From the nursery's servant entry to the staircase and then all the way down to the staff's dining room. Lord knows how you managed to stray that far without getting noticed. There must have been at least twenty-five different people in your parents' employ; butler, under-butler, housekeeper, maids, kitchen staff. The scullery maid who discovered you sitting on the floor in nothing but your socks and pyjamas later swore you had a remarkably good idea of where you were headed and only failed to pick the right door.
'But I want to say hello to Mr. Beedle and ask if I can see where he cooks dinner.' That's about what you said to her when she wrapped you in an overcoat and gave you a cupcake. All your protest helped little. You were lifted up and carried back to your quarters. Your nanny, who had already alarmed the whole household by then, didn't know whether to feel relieved and amused or to be angry. Her professional instincts, though, must have told her your curiosity was not to be taken lightly, because a couple of days later she took you on a supervised tour through the house's 'unseen' rooms.
Investigative minds need to be guided, not tied down, as she used to say.
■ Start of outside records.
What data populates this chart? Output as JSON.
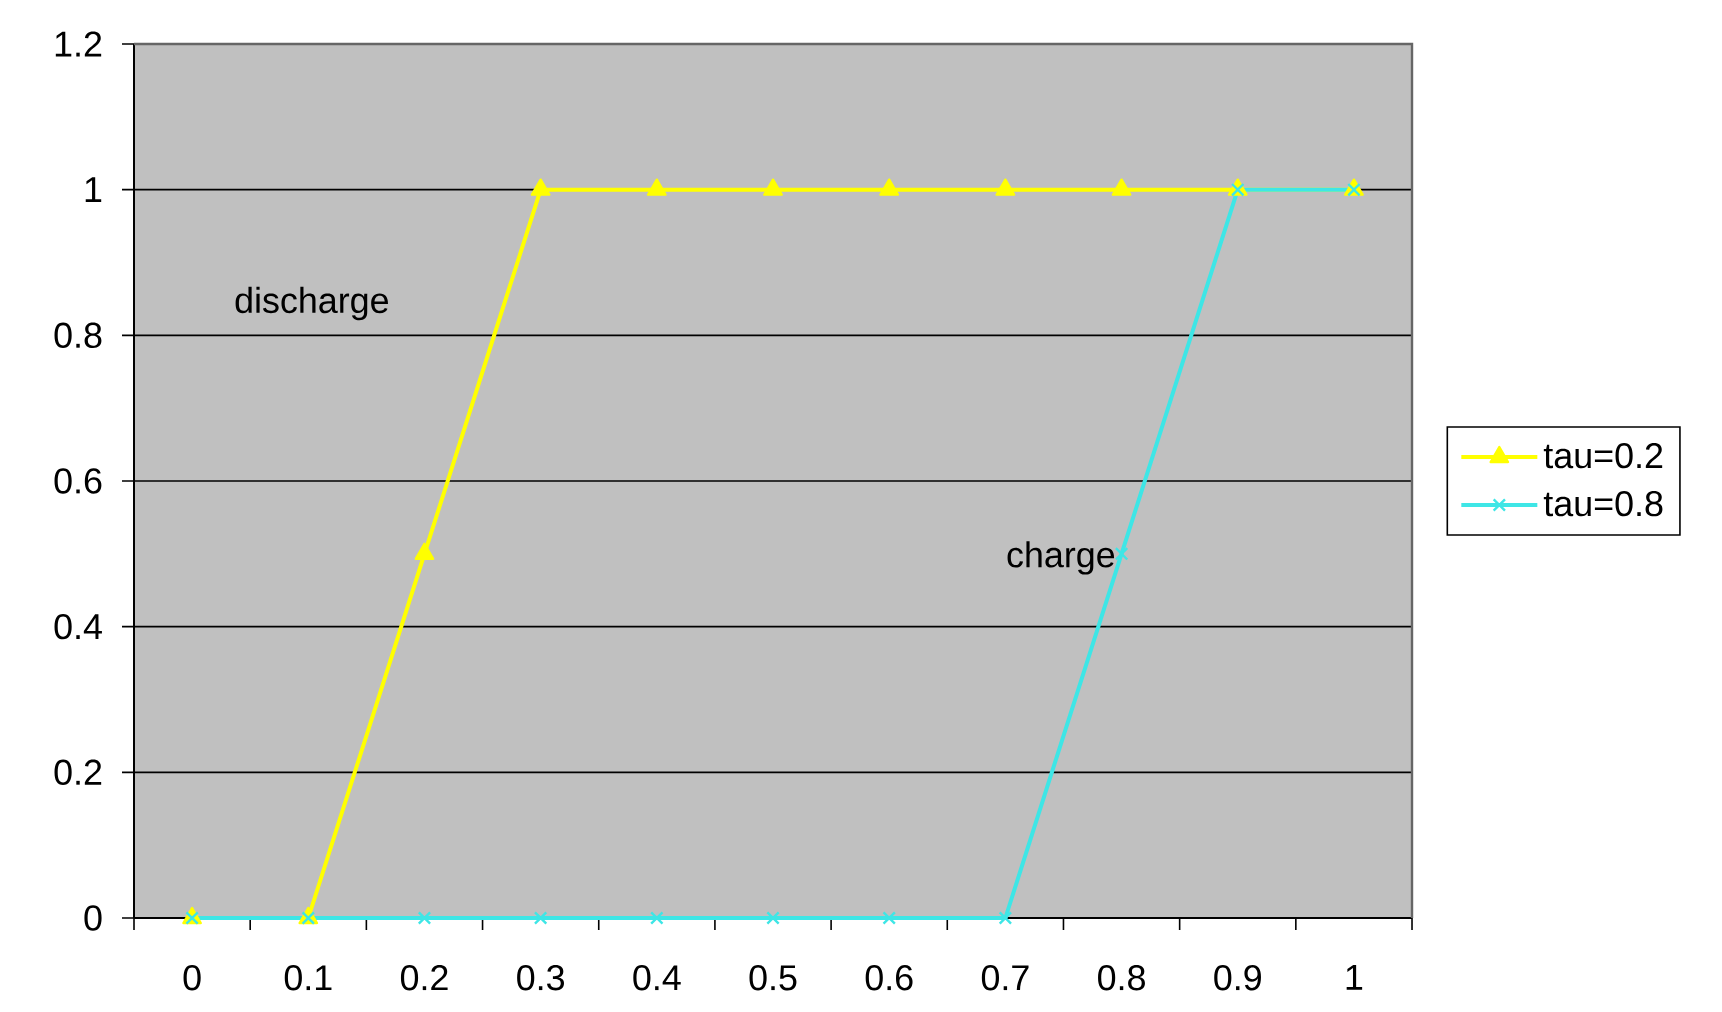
{
  "chart_data": {
    "type": "line",
    "categories": [
      "0",
      "0.1",
      "0.2",
      "0.3",
      "0.4",
      "0.5",
      "0.6",
      "0.7",
      "0.8",
      "0.9",
      "1"
    ],
    "series": [
      {
        "name": "tau=0.2",
        "color": "#ffff00",
        "marker": "triangle",
        "values": [
          0,
          0,
          0.5,
          1,
          1,
          1,
          1,
          1,
          1,
          1,
          1
        ]
      },
      {
        "name": "tau=0.8",
        "color": "#3ee6e6",
        "marker": "cross",
        "values": [
          0,
          0,
          0,
          0,
          0,
          0,
          0,
          0,
          0.5,
          1,
          1
        ]
      }
    ],
    "ylim": [
      0,
      1.2
    ],
    "yticks": [
      0,
      0.2,
      0.4,
      0.6,
      0.8,
      1,
      1.2
    ],
    "grid": "y",
    "legend": "right",
    "annotations": [
      "discharge",
      "charge"
    ]
  }
}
And this strategy would have worked perfectly well if it hadn't been for the questions you asked once the big tour was finished. Very innocent, but at the same time quite understandable. They upset your mother. Poor Miss McDoogal probably was forced to perform the most complicated diplomatic act of her entire career, simply because there is no good way of informing a sheltered five-year-old about the realities of his life style.
I doubt it's such an act of criminal insanity you feel perfectly happy in your current surroundings, Rudolph. Three rooms, the most unique gentleman's gentleman as the one and only servant. Maybe I'm turning socialist in my old age."